Because an MoE model only activates a small portion of these experts per token, the CPU can handle fetching them from system RAM without creating a massive bottleneck.


Step 4 - The PowerShell Launch Script

To make running the server easy and repeatable, let’s create a PowerShell launch script.

Create a file named start-server.ps1 and paste in the following. This script uses llama-server to host an OpenAI-compatible API on your local machine and applies strict sampling parameters required by GLM-4.7-Flash.

# Configuration
$ModelPath = "D:\LLM\models\GLM-4.7-Flash-Q4_K_M.gguf"
$ServerHost = "0.0.0.0"
$Port = 8080

Write-Host "Starting Llama Server..." -ForegroundColor Green

# Build command arguments
$ProcessArgs = @(
    "--model", $ModelPath
    "--alias", "glm-4.7-flash"
    "--jinja"
    "--threads", "-1"
    "--batch-size", "512"
    "--n-gpu-layers", "99"
    "--ctx-size", "65536"
    "--cache-type-k", "q8_0"
    "--cache-type-v", "q8_0"
    "--flash-attn", "on"
    "--temp", "1.0"
    "--top-p", "0.95"
    "--min-p", "0.01"
    "--repeat-penalty", "1.0"
    "--host", $ServerHost
    "--port", $Port.ToString()
    "--no-webui"
    "--override-tensor", ".ffn_.*_exps.=CPU"
)

# Launch the server
$CommandLine = "llama-server $($ProcessArgs -join ' ')"
cmd /c $CommandLine

Understanding the Flags

Let’s break down the important parameters we just used:

  • --n-gpu-layers 99: Attempts to offload as many layers as possible to the GPU.
  • --override-tensor ".ffn_.*_exps.=CPU": The MoE trick that forces the heavy expert tensors back to system RAM.
  • --cache-type-k q8_0 & --cache-type-v q8_0: Quantizes the KV cache to 8-bit, saving a ton of VRAM during long conversations.
  • --flash-attn on: Enables Flash Attention, heavily optimizing context processing speeds.
  • --ctx-size 65536: Sets the context window. While 32k (32768) is great for general chat, you should increase this to a minimum of 64k (65536) if you are coding with Kiro code. The model supports up to a 200K context window if you have the RAM for it!

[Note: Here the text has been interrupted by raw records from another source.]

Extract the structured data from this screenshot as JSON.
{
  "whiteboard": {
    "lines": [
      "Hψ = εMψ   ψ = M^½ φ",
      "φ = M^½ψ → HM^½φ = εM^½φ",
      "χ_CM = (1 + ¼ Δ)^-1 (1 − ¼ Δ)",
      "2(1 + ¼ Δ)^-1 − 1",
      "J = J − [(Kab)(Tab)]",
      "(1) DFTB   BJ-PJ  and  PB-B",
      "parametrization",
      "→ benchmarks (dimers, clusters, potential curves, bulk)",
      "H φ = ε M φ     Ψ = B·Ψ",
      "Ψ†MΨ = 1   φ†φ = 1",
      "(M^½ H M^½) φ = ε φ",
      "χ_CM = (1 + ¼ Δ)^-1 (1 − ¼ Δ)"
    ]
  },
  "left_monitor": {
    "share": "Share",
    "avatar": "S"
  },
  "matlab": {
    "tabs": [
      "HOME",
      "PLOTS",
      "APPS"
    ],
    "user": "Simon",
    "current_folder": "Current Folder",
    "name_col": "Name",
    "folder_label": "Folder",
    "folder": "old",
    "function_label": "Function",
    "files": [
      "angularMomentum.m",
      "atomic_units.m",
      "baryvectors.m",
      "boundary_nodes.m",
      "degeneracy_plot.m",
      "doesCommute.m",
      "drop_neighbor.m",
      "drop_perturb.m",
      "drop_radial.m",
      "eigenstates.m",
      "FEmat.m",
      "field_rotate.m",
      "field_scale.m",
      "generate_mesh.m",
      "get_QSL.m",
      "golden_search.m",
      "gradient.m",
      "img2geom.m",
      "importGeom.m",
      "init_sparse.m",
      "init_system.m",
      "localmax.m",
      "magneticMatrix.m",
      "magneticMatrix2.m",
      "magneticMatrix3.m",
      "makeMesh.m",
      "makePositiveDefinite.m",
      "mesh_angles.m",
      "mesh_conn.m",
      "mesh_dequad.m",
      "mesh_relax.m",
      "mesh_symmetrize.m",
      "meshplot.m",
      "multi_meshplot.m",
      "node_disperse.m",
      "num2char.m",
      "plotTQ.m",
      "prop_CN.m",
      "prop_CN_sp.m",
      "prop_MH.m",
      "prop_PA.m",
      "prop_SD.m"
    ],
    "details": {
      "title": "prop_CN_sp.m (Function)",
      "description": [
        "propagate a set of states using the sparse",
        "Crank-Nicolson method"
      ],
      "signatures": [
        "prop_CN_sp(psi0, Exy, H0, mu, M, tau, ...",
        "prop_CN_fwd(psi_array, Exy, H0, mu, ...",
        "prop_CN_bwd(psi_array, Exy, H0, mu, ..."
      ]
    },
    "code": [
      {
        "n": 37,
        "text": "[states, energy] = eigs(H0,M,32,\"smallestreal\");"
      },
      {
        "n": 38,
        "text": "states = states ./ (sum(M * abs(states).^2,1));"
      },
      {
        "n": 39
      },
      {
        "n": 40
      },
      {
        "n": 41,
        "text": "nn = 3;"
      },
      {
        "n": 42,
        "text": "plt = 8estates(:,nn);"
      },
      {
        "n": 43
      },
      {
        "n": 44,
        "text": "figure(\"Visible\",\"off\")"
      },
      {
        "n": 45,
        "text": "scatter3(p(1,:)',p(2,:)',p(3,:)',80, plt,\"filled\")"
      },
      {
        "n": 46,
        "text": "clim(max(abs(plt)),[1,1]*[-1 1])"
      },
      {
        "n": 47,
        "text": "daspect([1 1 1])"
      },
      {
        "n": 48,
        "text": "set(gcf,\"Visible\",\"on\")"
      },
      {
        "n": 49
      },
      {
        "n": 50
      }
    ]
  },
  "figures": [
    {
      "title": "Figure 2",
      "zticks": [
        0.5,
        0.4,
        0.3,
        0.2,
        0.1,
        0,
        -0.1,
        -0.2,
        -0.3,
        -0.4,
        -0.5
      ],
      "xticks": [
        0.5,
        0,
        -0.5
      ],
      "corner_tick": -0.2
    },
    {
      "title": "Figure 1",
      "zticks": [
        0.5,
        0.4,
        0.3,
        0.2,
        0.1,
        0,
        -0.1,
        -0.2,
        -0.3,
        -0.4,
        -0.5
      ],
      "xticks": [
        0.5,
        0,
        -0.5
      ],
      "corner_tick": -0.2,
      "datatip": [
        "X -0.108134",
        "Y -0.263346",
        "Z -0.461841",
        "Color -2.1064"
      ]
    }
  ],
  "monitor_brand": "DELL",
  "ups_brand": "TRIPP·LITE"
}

Note: This exact same concept and override trick works beautifully for the GPT-OSS-20B model as well, where you can push the context window even larger to around ~128k.

Crucial GLM-4.7-Flash Sampling Parameters: Z.ai highly recommends specific sampling settings to prevent the model from looping or outputting poor results.

  • --temp 1.0 and --top-p 0.95: The recommended baseline for general use cases. For tool-calling, use --temp 0.7 and --top-p 1.0 instead.
  • --repeat-penalty 1.0: You must disable the repeat penalty by setting it to 1.0.
  • --min-p 0.01: llama.cpp defaults to 0.05, so explicitly setting this to 0.01 provides the best results for this architecture.

Recap and What’s Next

You just set up a highly optimized local AI server! By combining the raw speed of llama.cpp with smart tensor offloading, you can comfortably run advanced Mixture of Experts models without needing to buy a massive graphics card.